Most of us have had to deal with acne at some point in our lives. Acne is an inflammatory condition that occurs when glands in the hair follicles become plugged with dead skin cells and bacteria. It’s most common on the face, shoulders, back, and chest. According to Mayo Clinic, acne occurs more frequently among adolescents because hormonal changes during puberty affect the oil glands. However, it can affect a person of any age.

As with baldness, acne is primarily related to heredity and hormonal factors. It’s unrelated to poor hygiene practices. As anyone who has had it knows, acne can’t be treated or prevented simply by washing your face. Of course, if you wear makeup, make sure it’s an oil-free formulation.

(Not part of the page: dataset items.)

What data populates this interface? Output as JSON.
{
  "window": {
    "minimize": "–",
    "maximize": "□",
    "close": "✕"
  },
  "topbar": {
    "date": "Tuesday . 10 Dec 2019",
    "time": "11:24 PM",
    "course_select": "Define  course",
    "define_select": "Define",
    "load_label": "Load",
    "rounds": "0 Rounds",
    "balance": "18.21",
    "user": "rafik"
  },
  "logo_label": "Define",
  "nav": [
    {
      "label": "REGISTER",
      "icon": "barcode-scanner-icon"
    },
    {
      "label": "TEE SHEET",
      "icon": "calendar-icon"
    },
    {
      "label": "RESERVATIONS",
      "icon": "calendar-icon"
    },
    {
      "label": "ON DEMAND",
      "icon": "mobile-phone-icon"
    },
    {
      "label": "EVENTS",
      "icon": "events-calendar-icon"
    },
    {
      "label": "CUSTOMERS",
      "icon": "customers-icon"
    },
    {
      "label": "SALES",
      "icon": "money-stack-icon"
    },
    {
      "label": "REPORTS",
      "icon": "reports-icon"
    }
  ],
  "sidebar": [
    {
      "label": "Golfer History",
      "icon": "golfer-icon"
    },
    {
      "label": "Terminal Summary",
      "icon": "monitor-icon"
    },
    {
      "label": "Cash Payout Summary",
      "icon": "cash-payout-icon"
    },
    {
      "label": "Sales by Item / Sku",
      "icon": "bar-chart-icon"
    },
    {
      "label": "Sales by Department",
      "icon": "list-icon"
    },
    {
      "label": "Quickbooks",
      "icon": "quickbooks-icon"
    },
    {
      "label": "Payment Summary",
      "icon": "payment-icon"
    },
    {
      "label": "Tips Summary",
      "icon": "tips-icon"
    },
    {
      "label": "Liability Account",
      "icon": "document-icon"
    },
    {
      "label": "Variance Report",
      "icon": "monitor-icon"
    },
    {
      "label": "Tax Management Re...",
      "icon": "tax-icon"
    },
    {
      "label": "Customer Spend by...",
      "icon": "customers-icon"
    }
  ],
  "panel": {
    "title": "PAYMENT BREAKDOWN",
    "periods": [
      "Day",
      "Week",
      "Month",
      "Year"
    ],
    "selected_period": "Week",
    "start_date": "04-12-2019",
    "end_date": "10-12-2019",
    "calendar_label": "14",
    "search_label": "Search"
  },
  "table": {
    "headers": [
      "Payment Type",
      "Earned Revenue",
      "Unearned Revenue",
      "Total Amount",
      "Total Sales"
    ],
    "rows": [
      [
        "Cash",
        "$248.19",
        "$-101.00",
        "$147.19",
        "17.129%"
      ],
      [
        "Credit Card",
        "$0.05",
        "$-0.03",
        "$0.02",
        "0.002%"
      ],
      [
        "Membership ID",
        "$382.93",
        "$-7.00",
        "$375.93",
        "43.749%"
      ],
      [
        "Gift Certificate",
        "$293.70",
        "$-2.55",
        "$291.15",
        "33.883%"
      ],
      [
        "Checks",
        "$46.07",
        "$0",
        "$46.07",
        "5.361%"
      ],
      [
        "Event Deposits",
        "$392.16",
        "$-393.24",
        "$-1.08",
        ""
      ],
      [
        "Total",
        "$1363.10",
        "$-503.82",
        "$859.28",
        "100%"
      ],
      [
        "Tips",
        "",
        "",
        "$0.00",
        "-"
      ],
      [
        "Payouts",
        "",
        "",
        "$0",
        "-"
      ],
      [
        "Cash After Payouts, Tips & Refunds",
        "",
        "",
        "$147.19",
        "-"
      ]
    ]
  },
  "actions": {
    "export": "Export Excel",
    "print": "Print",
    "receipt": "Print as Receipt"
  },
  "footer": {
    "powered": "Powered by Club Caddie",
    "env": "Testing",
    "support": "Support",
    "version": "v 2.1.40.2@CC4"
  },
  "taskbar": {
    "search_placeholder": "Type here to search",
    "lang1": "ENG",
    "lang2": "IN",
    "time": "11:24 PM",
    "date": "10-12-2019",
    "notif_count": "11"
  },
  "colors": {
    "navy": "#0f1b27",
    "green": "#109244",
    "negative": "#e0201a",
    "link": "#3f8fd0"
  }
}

Over-the-counter medications containing benzoyl peroxide or salicylic acid may be effective in managing acne, but many people suffer with the condition far too long before consulting a dermatologist or family doctor. Prescription topical antibiotics and medications containing vitamin A (retinoids) are often highly effective. Severe, intractable acne may require treatment with isotretinoin (Accutane), an oral vitamin A preparation available by prescription. Patients who take this drug must be closely monitored for side effects, and women of childbearing age must ensure they don’t become pregnant while taking isotretinoin and for a short time afterward. The drug is known to cause birth defects. Treatment lasts about four months. The drug’s effects are dramatic, often clearing severe acne completely, and the change is usually permanent.